Lawmakers in Ukraine scuffled with each other, throwing punches and eggs, as parliament met Tuesday to ratify a treaty with Russia that extends the latter's navy presence in the Ukraine's Crimean peninsula until 2042.
The ruling Regions party eventually ratified the treaty but not before howls of protest from the opposition.
Someone set off a smoke bomb inside the building, while Speaker Volodymyr Lytvyn sought refuge behind an umbrella as he was pelted with eggs.
During a rally attended by thousands on Saturday, opposition leader Yulia Tymoshenko -- the former prime minister who lost to Viktor Yanukovych in the presidential election run-off in February -- said the ratification must be prevented at all costs.
She claimed that Yanukovych is "selling out" Ukraine, has "openly embarked on the path of destruction of (Ukraine's) national interests, and has actually begun the process of eliminating the state's sovereignty."
The deal was signed last week by Yanukovych and Russian President Dmitry Medvedev.
Tymoshenko said it violated part of the Ukrainian Constitution, which forbids the country from hosting foreign military bases after 2017.
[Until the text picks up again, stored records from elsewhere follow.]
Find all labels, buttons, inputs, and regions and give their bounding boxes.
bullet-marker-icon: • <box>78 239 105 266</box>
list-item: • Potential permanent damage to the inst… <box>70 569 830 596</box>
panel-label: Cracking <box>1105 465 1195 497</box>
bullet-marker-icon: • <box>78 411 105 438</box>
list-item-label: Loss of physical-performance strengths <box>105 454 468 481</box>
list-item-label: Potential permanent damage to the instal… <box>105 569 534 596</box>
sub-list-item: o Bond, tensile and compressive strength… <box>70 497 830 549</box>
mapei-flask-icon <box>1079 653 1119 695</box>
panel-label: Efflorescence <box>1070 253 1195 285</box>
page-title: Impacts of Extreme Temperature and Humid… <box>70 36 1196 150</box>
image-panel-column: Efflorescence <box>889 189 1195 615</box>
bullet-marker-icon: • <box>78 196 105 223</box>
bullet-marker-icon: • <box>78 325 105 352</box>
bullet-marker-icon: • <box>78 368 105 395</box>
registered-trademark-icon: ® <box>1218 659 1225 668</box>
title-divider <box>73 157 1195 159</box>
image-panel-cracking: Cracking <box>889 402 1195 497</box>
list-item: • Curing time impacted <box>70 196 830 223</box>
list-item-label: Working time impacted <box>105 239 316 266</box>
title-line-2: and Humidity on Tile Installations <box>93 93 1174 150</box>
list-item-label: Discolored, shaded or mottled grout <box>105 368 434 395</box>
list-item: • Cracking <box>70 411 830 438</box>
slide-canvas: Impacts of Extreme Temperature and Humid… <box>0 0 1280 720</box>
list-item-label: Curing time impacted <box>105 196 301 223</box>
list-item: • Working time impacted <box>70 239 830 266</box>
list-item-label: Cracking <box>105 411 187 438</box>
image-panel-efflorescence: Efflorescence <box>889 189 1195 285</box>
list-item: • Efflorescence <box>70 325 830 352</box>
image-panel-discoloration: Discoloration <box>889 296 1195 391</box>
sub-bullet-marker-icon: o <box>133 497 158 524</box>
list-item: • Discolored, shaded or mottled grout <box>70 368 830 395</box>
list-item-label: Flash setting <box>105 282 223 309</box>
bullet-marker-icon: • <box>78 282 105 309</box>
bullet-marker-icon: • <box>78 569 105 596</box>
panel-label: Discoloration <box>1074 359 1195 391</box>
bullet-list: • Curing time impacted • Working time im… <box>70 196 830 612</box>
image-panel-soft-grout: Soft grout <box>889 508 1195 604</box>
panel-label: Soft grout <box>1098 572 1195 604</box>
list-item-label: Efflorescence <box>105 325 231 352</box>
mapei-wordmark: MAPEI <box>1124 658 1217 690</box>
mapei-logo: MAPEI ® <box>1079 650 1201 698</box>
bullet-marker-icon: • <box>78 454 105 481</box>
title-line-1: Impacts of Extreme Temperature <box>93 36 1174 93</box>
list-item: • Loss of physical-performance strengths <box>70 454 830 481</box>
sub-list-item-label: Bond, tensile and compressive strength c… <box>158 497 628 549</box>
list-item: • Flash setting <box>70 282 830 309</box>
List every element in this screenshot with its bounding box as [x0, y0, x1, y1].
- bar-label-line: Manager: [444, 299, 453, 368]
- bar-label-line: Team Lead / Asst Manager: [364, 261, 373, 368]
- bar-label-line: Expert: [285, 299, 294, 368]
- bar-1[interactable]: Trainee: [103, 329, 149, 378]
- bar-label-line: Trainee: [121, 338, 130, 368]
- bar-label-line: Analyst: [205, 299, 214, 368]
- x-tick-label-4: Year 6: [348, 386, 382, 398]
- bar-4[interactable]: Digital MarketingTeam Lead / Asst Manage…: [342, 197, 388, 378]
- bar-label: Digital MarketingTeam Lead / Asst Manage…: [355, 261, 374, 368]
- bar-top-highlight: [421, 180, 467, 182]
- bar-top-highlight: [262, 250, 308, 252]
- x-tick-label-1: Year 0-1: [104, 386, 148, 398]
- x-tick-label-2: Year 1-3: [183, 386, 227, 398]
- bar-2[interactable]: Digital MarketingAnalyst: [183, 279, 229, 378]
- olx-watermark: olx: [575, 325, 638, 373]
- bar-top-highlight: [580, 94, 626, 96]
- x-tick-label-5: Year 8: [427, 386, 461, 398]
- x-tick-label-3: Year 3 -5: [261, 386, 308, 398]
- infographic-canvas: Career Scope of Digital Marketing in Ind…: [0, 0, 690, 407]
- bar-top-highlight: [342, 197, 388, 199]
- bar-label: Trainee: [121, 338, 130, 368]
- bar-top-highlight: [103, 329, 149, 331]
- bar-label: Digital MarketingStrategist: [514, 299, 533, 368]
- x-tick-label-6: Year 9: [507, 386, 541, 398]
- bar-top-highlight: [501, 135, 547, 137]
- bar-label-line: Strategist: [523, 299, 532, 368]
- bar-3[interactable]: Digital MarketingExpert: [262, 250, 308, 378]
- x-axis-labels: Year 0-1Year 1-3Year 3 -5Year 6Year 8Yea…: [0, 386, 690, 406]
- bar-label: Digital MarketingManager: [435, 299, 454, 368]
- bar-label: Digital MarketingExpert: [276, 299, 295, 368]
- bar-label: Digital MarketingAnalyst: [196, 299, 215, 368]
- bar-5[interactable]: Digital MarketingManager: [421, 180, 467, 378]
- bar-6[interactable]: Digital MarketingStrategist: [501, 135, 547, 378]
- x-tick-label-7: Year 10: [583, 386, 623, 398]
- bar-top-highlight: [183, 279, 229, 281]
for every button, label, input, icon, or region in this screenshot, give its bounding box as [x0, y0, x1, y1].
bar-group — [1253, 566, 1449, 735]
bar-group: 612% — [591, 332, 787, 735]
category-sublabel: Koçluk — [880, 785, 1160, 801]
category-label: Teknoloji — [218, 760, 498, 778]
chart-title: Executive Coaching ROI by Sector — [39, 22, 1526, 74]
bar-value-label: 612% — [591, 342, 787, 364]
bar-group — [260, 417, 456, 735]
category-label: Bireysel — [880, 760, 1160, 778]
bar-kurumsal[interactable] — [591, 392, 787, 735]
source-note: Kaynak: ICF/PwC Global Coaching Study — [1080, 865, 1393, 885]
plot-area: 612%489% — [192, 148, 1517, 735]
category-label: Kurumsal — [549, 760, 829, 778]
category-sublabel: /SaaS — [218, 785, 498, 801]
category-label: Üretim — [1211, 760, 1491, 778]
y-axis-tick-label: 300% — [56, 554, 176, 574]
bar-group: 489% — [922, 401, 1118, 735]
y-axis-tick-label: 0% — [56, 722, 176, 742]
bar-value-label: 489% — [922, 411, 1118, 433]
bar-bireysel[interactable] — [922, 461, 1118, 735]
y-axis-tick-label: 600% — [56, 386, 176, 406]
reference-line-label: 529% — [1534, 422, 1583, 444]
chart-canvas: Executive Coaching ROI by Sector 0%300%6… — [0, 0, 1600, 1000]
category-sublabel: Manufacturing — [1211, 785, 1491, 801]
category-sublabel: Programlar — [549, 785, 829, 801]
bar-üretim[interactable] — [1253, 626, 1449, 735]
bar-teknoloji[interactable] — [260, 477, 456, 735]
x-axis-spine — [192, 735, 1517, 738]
The deal extends Russia's lease of a major naval base in the Black Sea port of Sevastopol for an additional 25 years, in exchange for a 30 percent cut in the price of natural gas that Russia sells to Ukraine.
The agreement may bring an end to years of disputes over natural gas prices, which culminated in Russia turning off the pipeline to Ukraine.
The dispute affected not only Ukrainians, but many Europeans who depend on Russian gas pumped through Ukraine.
The two countries had been at odds ever since the "Orange Revolution" swept Yanukovych's fiercely anti-Russian predecessor Viktor Yushchenko to power in 2005.
Throughout his time in office, Yushchenko repeatedly threatened to expel Russia's Black Sea Fleet from Sevastopol. The Russian military lease there was scheduled to expire in 2017.
Yanukovych said the new deal added a "concrete and pragmatic dimension" to centuries of relations between Ukrainians and Russians.
Opposition groups in Ukraine, however, were quick to denounce the agreement. Yuschenko's "Our Ukraine" party said the treaty would lead to the "Russification" of Ukraine.